Hip-Hop: A Cultural Odyssey is a coffee-table book published by Aria Multimedia Entertainment. It contains 420 pages about the origins, evolution, and global impact of hip-hop culture over the past four decades.

==Content==
The book published by Aria Multimedia Entertainment contains 30 essays on the evolution of hip-hop culture and 40 individual profiles of artists like Kurtis Blow and will.i.am. It contains playlists of famous singles and albums many consider essential to hip-hop's past four decades from the time of the book being created, and 154 interviews with DJs, MCs, producers, graffiti writers, and male and female breakdancers.

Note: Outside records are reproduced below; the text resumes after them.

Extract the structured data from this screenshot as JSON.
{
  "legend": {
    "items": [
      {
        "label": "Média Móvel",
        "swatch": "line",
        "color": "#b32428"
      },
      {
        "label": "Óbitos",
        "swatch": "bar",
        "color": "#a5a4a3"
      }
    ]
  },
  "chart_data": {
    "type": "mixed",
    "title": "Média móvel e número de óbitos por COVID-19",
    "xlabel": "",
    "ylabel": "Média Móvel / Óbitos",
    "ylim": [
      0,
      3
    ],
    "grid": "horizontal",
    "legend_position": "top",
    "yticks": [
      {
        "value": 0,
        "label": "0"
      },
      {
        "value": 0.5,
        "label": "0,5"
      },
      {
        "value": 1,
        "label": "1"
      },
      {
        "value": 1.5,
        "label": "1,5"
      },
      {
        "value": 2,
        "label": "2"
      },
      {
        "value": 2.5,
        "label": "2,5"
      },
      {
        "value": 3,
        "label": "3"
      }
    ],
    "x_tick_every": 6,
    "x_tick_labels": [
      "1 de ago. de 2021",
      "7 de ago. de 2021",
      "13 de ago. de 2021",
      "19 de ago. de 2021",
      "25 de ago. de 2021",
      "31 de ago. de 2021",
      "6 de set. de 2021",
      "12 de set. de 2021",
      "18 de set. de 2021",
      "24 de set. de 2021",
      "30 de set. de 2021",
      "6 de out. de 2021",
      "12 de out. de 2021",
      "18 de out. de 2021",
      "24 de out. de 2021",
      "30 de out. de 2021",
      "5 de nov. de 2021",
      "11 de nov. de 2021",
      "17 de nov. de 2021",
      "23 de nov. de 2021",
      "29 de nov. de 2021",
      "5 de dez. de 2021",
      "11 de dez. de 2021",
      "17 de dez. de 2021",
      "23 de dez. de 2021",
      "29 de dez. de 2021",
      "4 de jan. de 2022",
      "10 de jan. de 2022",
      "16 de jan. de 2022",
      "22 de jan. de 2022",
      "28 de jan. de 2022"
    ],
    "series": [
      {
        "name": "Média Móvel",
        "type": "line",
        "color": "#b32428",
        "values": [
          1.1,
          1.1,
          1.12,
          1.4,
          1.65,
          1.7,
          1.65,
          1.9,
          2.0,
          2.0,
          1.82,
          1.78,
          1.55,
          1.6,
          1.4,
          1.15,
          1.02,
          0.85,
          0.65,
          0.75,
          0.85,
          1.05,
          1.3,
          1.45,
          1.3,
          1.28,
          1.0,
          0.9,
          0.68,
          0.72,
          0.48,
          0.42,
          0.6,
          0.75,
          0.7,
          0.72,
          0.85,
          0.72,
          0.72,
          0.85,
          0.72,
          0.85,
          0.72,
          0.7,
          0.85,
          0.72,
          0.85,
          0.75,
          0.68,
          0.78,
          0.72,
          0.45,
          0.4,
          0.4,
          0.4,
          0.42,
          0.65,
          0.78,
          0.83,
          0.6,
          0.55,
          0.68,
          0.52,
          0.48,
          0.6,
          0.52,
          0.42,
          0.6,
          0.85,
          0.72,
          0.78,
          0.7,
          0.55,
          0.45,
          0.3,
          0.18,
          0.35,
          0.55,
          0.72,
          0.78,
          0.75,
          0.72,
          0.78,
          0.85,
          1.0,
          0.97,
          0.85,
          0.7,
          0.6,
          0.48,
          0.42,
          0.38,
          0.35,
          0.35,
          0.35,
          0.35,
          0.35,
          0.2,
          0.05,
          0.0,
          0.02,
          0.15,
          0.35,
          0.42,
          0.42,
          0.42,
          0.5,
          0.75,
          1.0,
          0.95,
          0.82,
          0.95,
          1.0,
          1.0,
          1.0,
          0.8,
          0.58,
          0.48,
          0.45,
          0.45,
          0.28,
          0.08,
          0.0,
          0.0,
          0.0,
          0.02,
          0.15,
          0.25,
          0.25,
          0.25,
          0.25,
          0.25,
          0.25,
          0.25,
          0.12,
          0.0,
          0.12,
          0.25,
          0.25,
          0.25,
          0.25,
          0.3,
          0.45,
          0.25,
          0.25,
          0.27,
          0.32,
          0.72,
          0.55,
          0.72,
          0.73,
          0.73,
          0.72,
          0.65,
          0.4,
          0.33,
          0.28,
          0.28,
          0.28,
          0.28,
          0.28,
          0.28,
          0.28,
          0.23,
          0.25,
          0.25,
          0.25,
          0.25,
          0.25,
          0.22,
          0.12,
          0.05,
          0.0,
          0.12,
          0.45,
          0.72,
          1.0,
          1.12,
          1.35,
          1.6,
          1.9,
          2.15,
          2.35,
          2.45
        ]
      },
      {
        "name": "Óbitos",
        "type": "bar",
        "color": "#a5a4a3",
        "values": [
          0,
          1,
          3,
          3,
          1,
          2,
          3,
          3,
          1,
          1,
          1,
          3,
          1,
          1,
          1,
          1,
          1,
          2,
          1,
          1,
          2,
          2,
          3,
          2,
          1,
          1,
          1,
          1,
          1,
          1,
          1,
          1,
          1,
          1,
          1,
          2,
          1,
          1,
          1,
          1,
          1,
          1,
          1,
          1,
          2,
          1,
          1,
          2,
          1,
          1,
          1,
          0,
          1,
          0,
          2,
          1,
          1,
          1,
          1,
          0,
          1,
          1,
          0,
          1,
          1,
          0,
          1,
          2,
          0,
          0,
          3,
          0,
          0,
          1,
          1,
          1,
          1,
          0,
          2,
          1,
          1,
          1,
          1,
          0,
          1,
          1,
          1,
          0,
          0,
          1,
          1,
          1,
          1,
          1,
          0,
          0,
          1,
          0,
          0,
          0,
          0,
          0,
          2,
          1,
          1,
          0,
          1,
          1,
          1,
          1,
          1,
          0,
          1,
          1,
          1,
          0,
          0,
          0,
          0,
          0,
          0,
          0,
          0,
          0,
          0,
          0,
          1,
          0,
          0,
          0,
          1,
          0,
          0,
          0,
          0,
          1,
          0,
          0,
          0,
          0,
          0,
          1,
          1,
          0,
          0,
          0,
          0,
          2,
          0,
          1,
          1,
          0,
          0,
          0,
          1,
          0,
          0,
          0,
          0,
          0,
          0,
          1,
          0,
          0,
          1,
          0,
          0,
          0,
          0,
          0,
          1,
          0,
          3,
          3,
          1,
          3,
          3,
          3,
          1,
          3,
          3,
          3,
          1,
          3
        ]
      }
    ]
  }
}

The photography in the book includes Polaroid portraits captured by photographer Jonathan Mannion and others

Notable artists featured within the book include Jay-Z, Kanye West, Eminem, Run-DMC, Outkast, Queen Latifah, will.i.am, Sean Combs, 50 Cent, Will Smith, Missy Elliott, Native Tongues, LL Cool J, Public Enemy, 2Pac and The Notorious B.I.G. The book also includes a quote from rapper-producer Cee-Lo Green: "It’s our take on our own history and what our contribution to the culture has been."

==Critical reception==
The Source magazine referred to it as an essential literary and photographic collective of Hip-Hop's essence.

The book is held in the Grammy Museum's hip-hop exhibit.